The three important flaws in Nigel Hughes’ answers

IN my article yesterday (Monday) I ended my presentation by making reference to the 15 answers, Nigel offered to the 15 questions, Dr. Randy Persaud put to him on three episodes between December 1018 and July 2020; the no-confidence vote, the governance of APNU+AFC and the March to July election atrocities.

I gave Nigel credit for being one of two persons who have made themselves available to debate controversial political and legal entanglements in which they have defined position and that they are not afraid to pontificate on. The other political actor is Vincent Alexander.
Space constraints will not allow for me to enumerate the fifteen questions and the fifteen answers. What I have done is to select the most important reactions by Nigel that I believe have critical importance in understanding the nature of adversarial politics in Guyana and how actors use their temperament to define political occurrences in Guyana.

My selections are Nigel’s take on the 33 versus 34 majority debacle in the no-confidence vote (NCV); attempts to rig the election of March 2020; and the mass retrenchment of sugar workers. In relation to the 33 versus 34. I quote Nigel: “The issue of 33 versus 32 (sic) was first raised by President Donald Ramotar when he solicited (sic) and received an opinion from Senior Counsel indicating that 33 was not the majority. Upon demitting office, this opinion was left as part of the official record and my repetition of it was merely the repetition of an earlier opinion from President Ramotar’s presidential records.”

The focus is on the word, “repeat.” My contention was Nigel did not “repeat” the legal opinion Senior Counsel gave President Ramotar but promoted the pronouncement that 33 is not majority of 65 and submitted a case study on the island of Vanuatu. I quote Nigel again: “One of the unfortunate consequences of the ruling of the CCJ is that in Guyana, a simple and absolute majority requires the same number of votes, 33 members of the National Assembly.”
The weakness in that argument lies in constitutional opaqueness. And there was a simple way out of that cloudiness. Since the constitution does not articulate what number constitutes an “absolute” majority, then the route to take was to adopt the traditional voting pattern of Parliament – a majority vote. From 2015 to 2020, the ANPU+AFC passed all of its budgets and Bills by a simple majority of 33 against the PPP’s 32.

The Chancellor of the Judiciary weakened the argument of 34 being an absolute majority of 65 by her random selection of 34. Why 34 and not 38? Why 38 and not 40. Why is 34 an absolute majority in the House? By what reasoning 34 was chosen instead of 33?
Secondly, rigged election. I think Nigel is on shaky ground when he wrote: “Allegations regarding the 2020 elections remain highly contentious with both sides making claims of infractions.” I think this is not an accurate reflection of what happened. There were assertions and allegations. The assertions came from the PPP, whose statement of polls showed that it had won the contest. Allegations came from the losers who used allegations to cast aspersions on the integrity of the process.

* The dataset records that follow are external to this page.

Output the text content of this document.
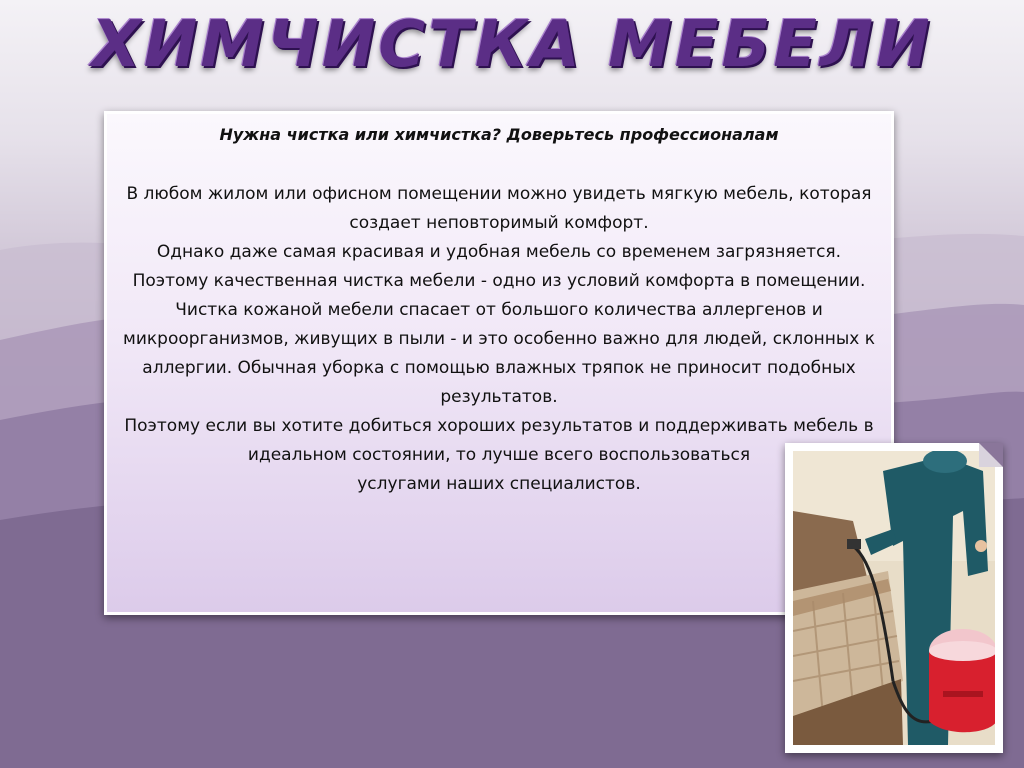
ХИМЧИСТКА МЕБЕЛИ
Нужна чистка или химчистка? Доверьтесь профессионалам

В любом жилом или офисном помещении можно увидеть мягкую мебель, которая создает неповторимый комфорт.

Однако даже самая красивая и удобная мебель со временем загрязняется. Поэтому качественная чистка мебели - одно из условий комфорта в помещении.

Чистка кожаной мебели спасает от большого количества аллергенов и микроорганизмов, живущих в пыли - и это особенно важно для людей, склонных к аллергии. Обычная уборка с помощью влажных тряпок не приносит подобных результатов.

Поэтому если вы хотите добиться хороших результатов и поддерживать мебель в идеальном состоянии, то лучше всего воспользоваться

услугами наших специалистов.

It is appropriate to repeat what the CARIOM recount team said in its final report. It described the allegations of APNU and the AFC as a fishing expedition. Nigel must have read the report of the Commission of Inquiry into the election. The conclusion would differ profoundly and formidably from his theory of mutual allegations.

Nigel is threading on dangerous ground in that given his theory of mutual allegations, then how can you ever have a scientifically definitive election result if you are willing to legitimize allegations of the loser? All the loser has to do is cry foul and you end up giving credibility to the mischief of the loser.
I disagree with Nigel when on the refusal to hold elections three months after the NCV, Nigel wrote: “As a society, we must recognise the challenges of unprecedented legal issues.” There were no complex legal entanglements on the NCV. An NCV is a banal parliamentary procedure that is common throughout the world. The APNU+AFC created legal intricacies in order not to hold the election three months after and the CCJ untangled the knots to arrive at legal simplicities.

Thirdly, the sugar workers disaster. Space has run out. The issue was not the money-losing industry but the bullyism of the state refusing severance pay and refusing to offer abandoned sugar lands to the workers so they could live.
DISCLAIMER: The views and opinions expressed in this column are solely those of the author and do not necessarily reflect the official policy or position of the Guyana National Newspapers Limited.